Question

Determine the largest interval over which the given function is continuous. $$ f(x)=\frac{1}{\sqrt{25-x^{2}}} $$

Short answer

The largest interval over which the function is continuous is \( (-5, 5) \).

Step-by-step solution

Identify the expression under the square root

The function given is \( f(x) = \frac{1}{\sqrt{25-x^{2}}} \). Notice that the expression \( \sqrt{25-x^{2}} \) is under the square root, and a square root is only defined for non-negative numbers.
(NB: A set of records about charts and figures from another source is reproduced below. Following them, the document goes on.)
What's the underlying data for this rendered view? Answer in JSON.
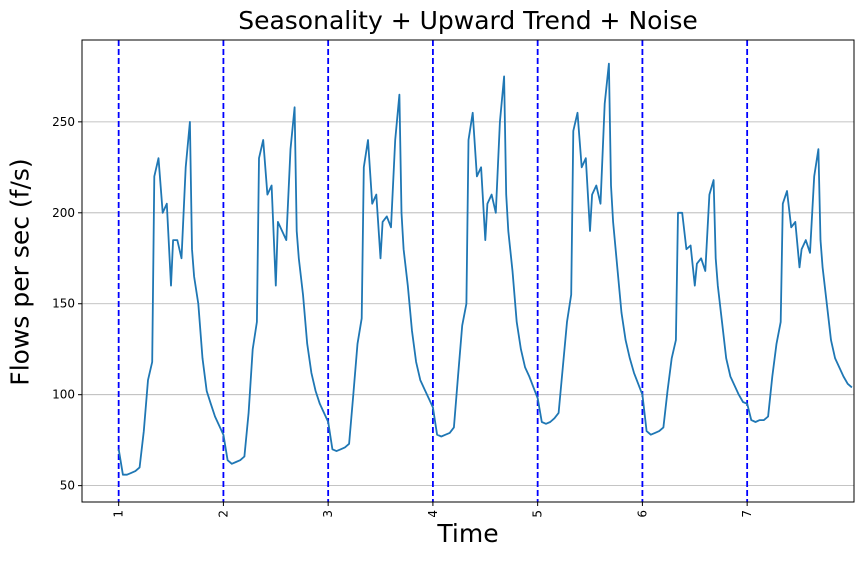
{
  "chart_data": {
    "type": "line",
    "title": "Seasonality + Upward Trend + Noise",
    "xlabel": "Time",
    "ylabel": "Flows per sec (f/s)",
    "xlim": [
      0.65,
      8.02
    ],
    "ylim": [
      41,
      295
    ],
    "xticks": [
      1,
      2,
      3,
      4,
      5,
      6,
      7
    ],
    "yticks": [
      50,
      100,
      150,
      200,
      250
    ],
    "grid": "y-major",
    "line_color": "#1f77b4",
    "vline_color": "#0000ff",
    "vlines": [
      1,
      2,
      3,
      4,
      5,
      6,
      7
    ],
    "series": [
      {
        "values": [
          [
            1.0,
            70
          ],
          [
            1.04,
            56
          ],
          [
            1.08,
            56
          ],
          [
            1.12,
            57
          ],
          [
            1.16,
            58
          ],
          [
            1.2,
            60
          ],
          [
            1.24,
            80
          ],
          [
            1.28,
            108
          ],
          [
            1.32,
            118
          ],
          [
            1.34,
            220
          ],
          [
            1.38,
            230
          ],
          [
            1.42,
            200
          ],
          [
            1.46,
            205
          ],
          [
            1.5,
            160
          ],
          [
            1.52,
            185
          ],
          [
            1.56,
            185
          ],
          [
            1.6,
            175
          ],
          [
            1.64,
            225
          ],
          [
            1.68,
            250
          ],
          [
            1.7,
            180
          ],
          [
            1.72,
            165
          ],
          [
            1.76,
            150
          ],
          [
            1.8,
            120
          ],
          [
            1.84,
            102
          ],
          [
            1.88,
            95
          ],
          [
            1.92,
            88
          ],
          [
            1.96,
            83
          ],
          [
            2.0,
            78
          ],
          [
            2.04,
            64
          ],
          [
            2.08,
            62
          ],
          [
            2.12,
            63
          ],
          [
            2.16,
            64
          ],
          [
            2.2,
            66
          ],
          [
            2.24,
            90
          ],
          [
            2.28,
            125
          ],
          [
            2.32,
            140
          ],
          [
            2.34,
            230
          ],
          [
            2.38,
            240
          ],
          [
            2.42,
            210
          ],
          [
            2.46,
            215
          ],
          [
            2.5,
            160
          ],
          [
            2.52,
            195
          ],
          [
            2.56,
            190
          ],
          [
            2.6,
            185
          ],
          [
            2.64,
            235
          ],
          [
            2.68,
            258
          ],
          [
            2.7,
            190
          ],
          [
            2.72,
            175
          ],
          [
            2.76,
            155
          ],
          [
            2.8,
            128
          ],
          [
            2.84,
            112
          ],
          [
            2.88,
            102
          ],
          [
            2.92,
            95
          ],
          [
            2.96,
            90
          ],
          [
            3.0,
            85
          ],
          [
            3.04,
            70
          ],
          [
            3.08,
            69
          ],
          [
            3.12,
            70
          ],
          [
            3.16,
            71
          ],
          [
            3.2,
            73
          ],
          [
            3.24,
            100
          ],
          [
            3.28,
            128
          ],
          [
            3.32,
            142
          ],
          [
            3.34,
            225
          ],
          [
            3.38,
            240
          ],
          [
            3.42,
            205
          ],
          [
            3.46,
            210
          ],
          [
            3.5,
            175
          ],
          [
            3.52,
            195
          ],
          [
            3.56,
            198
          ],
          [
            3.6,
            192
          ],
          [
            3.64,
            240
          ],
          [
            3.68,
            265
          ],
          [
            3.7,
            200
          ],
          [
            3.72,
            180
          ],
          [
            3.76,
            160
          ],
          [
            3.8,
            135
          ],
          [
            3.84,
            118
          ],
          [
            3.88,
            108
          ],
          [
            3.92,
            103
          ],
          [
            3.96,
            98
          ],
          [
            4.0,
            93
          ],
          [
            4.04,
            78
          ],
          [
            4.08,
            77
          ],
          [
            4.12,
            78
          ],
          [
            4.16,
            79
          ],
          [
            4.2,
            82
          ],
          [
            4.24,
            110
          ],
          [
            4.28,
            138
          ],
          [
            4.32,
            150
          ],
          [
            4.34,
            240
          ],
          [
            4.38,
            255
          ],
          [
            4.42,
            220
          ],
          [
            4.46,
            225
          ],
          [
            4.5,
            185
          ],
          [
            4.52,
            205
          ],
          [
            4.56,
            210
          ],
          [
            4.6,
            200
          ],
          [
            4.64,
            250
          ],
          [
            4.68,
            275
          ],
          [
            4.7,
            210
          ],
          [
            4.72,
            190
          ],
          [
            4.76,
            168
          ],
          [
            4.8,
            140
          ],
          [
            4.84,
            125
          ],
          [
            4.88,
            115
          ],
          [
            4.92,
            110
          ],
          [
            4.96,
            104
          ],
          [
            5.0,
            98
          ],
          [
            5.04,
            85
          ],
          [
            5.08,
            84
          ],
          [
            5.12,
            85
          ],
          [
            5.16,
            87
          ],
          [
            5.2,
            90
          ],
          [
            5.24,
            115
          ],
          [
            5.28,
            140
          ],
          [
            5.32,
            155
          ],
          [
            5.34,
            245
          ],
          [
            5.38,
            255
          ],
          [
            5.42,
            225
          ],
          [
            5.46,
            230
          ],
          [
            5.5,
            190
          ],
          [
            5.52,
            210
          ],
          [
            5.56,
            215
          ],
          [
            5.6,
            205
          ],
          [
            5.64,
            260
          ],
          [
            5.68,
            282
          ],
          [
            5.7,
            215
          ],
          [
            5.72,
            195
          ],
          [
            5.76,
            170
          ],
          [
            5.8,
            145
          ],
          [
            5.84,
            130
          ],
          [
            5.88,
            120
          ],
          [
            5.92,
            112
          ],
          [
            5.96,
            106
          ],
          [
            6.0,
            100
          ],
          [
            6.04,
            80
          ],
          [
            6.08,
            78
          ],
          [
            6.12,
            79
          ],
          [
            6.16,
            80
          ],
          [
            6.2,
            82
          ],
          [
            6.24,
            102
          ],
          [
            6.28,
            120
          ],
          [
            6.32,
            130
          ],
          [
            6.34,
            200
          ],
          [
            6.38,
            200
          ],
          [
            6.42,
            180
          ],
          [
            6.46,
            182
          ],
          [
            6.5,
            160
          ],
          [
            6.52,
            172
          ],
          [
            6.56,
            175
          ],
          [
            6.6,
            168
          ],
          [
            6.64,
            210
          ],
          [
            6.68,
            218
          ],
          [
            6.7,
            175
          ],
          [
            6.72,
            160
          ],
          [
            6.76,
            140
          ],
          [
            6.8,
            120
          ],
          [
            6.84,
            110
          ],
          [
            6.88,
            105
          ],
          [
            6.92,
            100
          ],
          [
            6.96,
            96
          ],
          [
            7.0,
            95
          ],
          [
            7.04,
            86
          ],
          [
            7.08,
            85
          ],
          [
            7.12,
            86
          ],
          [
            7.16,
            86
          ],
          [
            7.2,
            88
          ],
          [
            7.24,
            110
          ],
          [
            7.28,
            128
          ],
          [
            7.32,
            140
          ],
          [
            7.34,
            205
          ],
          [
            7.38,
            212
          ],
          [
            7.42,
            192
          ],
          [
            7.46,
            195
          ],
          [
            7.5,
            170
          ],
          [
            7.52,
            180
          ],
          [
            7.56,
            185
          ],
          [
            7.6,
            178
          ],
          [
            7.64,
            220
          ],
          [
            7.68,
            235
          ],
          [
            7.7,
            185
          ],
          [
            7.72,
            170
          ],
          [
            7.76,
            150
          ],
          [
            7.8,
            130
          ],
          [
            7.84,
            120
          ],
          [
            7.88,
            115
          ],
          [
            7.92,
            110
          ],
          [
            7.96,
            106
          ],
          [
            8.0,
            104
          ]
        ]
      }
    ]
  }
}
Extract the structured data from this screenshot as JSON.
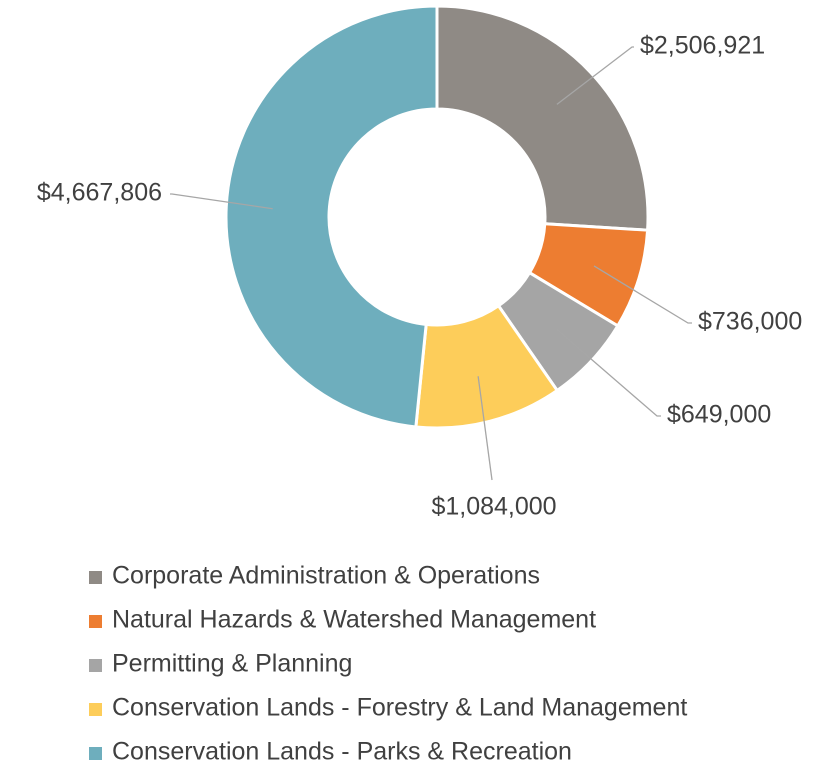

Set condition for square root

For the square root \( \sqrt{25-x^{2}} \) to be real, the expression inside must be greater than zero: \( 25 - x^{2} > 0 \). This is because it is in the denominator and cannot be zero.

Solve the inequality

Solve the inequality \( 25 - x^{2} > 0 \) to find the values of \( x \). First, rearrange the inequality: \( 25 > x^{2} \). Taking the square root of both sides, we get \( -5 < x < 5 \). This gives us the interval where the function is defined.

Interpret the result

The function \( f(x) \) is continuous wherever it is defined. Since the square root expression must be positive and never zero to keep the function defined, it is continuous over the interval \( -5 < x < 5 \). The endpoints \( x = -5 \) and \( x = 5 \) are not included in the interval because the function approaches infinity and is not defined there.

Key concepts

Interval of Continuity

When exploring the concept of continuity, it is important to consider where a function remains unbroken or "continuous" as you move across the x-axis. For the function in question, \( f(x) = \frac{1}{\sqrt{25-x^{2}}} \), continuity means that the function should be defined and smooth for all values within a certain range, known as the interval of continuity.
In this exercise, the continuity of the function is determined by the conditions set by the square root and the denominator. Since square roots are only defined for non-negative numbers and the expression \( 25-x^{2} \) lies in the denominator, it must be greater than zero for the function to be valid. This leads us to solving the inequality \( 25 - x^{2} > 0 \), which ultimately gives us the interval \( -5 < x < 5 \).
Thus, the function is continuous over the interval \( -5 < x < 5 \), and this interval represents all values of \( x \) where the function does not experience any jumps, holes, or vertical asymptotes.

Inequalities in Calculus

Inequalities are pivotal in calculus as they help establish the boundaries within which functions behave in certain ways, like being continuous. In this problem, we encountered the inequality expression \( 25 - x^{2} > 0 \). Solving this inequality helps us find the range of x-values where the square root expression remains positive, ensuring the function is well-defined.
Here’s a simple breakdown of solving this inequality:

• Rewrite the inequality: \( 25 > x^{2} \).
• Take the square root to find the solutions: \( 5 > |x| \).
• Break it down to: \( -5 < x < 5 \).

This solution shows the interval where the function maintains its continuity and where any input infers a real number output. Solving inequalities like these help define exactly where the function’s behavior is predictable and unbroken by changing input values.

Squares and Square Roots

Understanding squares and square roots is critical when dealing with functions involving these expressions. In the given function \( f(x) = \frac{1}{\sqrt{25-x^{2}}} \), the square root is a crucial component that determines where the function is defined. Square roots are only defined for non-negative numbers, hence requiring attention to the expression inside them.
Let's break down a few key points about square roots:

• The expression under a square root must be \( \geq 0 \) for real number outcomes.
• In the denominator, a expression under a square root must be \( > 0 \) to prevent division by zero.
• Taking square roots can help simplify inequalities, enabling us to find valid intervals.

The square root \( \sqrt{25-x^{2}} \) implies that \( 25-x^{2} > 0 \). Solving gives us the interval \( -5 < x < 5 \). Understanding the behavior of both squares and square roots is fundamental to correctly evaluate and work with equations and inequalities in calculus.